Os termos citados estão ligados à psicologia comportamental. O priming se refere a um estímulo ou informação prévia que ativa crenças ou concepções que afetam interpretações posteriores. O framing, ou enquadramento, é ligado ao efeito em que a ordem de uma informação altera sua percepção, mesmo sem mudar seu conteúdo. Já a ancoragem é a tendência de usar a primeira informação recebida como referência para julgamentos e estimativas posteriores.
Nunes Marques acatou parcialmente pedido do PL e suspendeu "nova divulgação, impulsionamento, republicação ou manutenção da pesquisa" até que o TSE firme entendimento sobre o caso.

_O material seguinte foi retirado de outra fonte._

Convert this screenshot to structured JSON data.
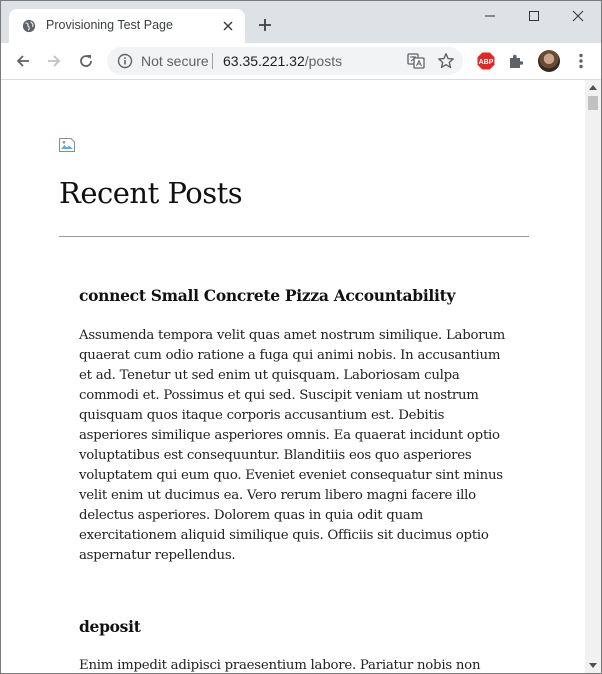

Na decisão, o presidente da Corte Eleitoral justificou que, a partir do formulário disponibilizado pela Atlas, verificou-se "a existência de sequência de perguntas que, ao menos em juízo de cognição sumária, aparentam extrapolar a simples aferição neutra da opinião pública para introduzir estímulos narrativos possivelmente aptos a influenciar as respostas subsequentes relativas à intenção de voto, à rejeição e à avaliação de imagem de pré-candidato mencionado na representação".
Em defesa do levantamento, o AtlasIntel disse que o áudio da conversa foi apresentado somente ao final da pesquisa, após a pergunta ser feita às pessoas entrevistadas sobre intenção de votos, e negou que a metodologia aplicada implicou em prejuízo a Flávio Bolsonaro.
Inicialmente, o instituto afirmara nessa segunda que não recorreria, confiante de que o colegiado de ministros do TSE poderia reverter a decisão monocrática de Nunes Marques. Depois, o diretor-executivo Andrei Roman esclareceu na rede social X (ex-Twitter) que respeitar a liminar não significa concordar com ela.
"Vamos recorrer sim. A nota para imprensa afirma que respeitamos a decisão. Isso é muito diferente de concordar com a decisão ou não recorrer dela. Vamos recorrer e confiamos no plenário do TSE para fazer uma justa aplicação da lei", disse.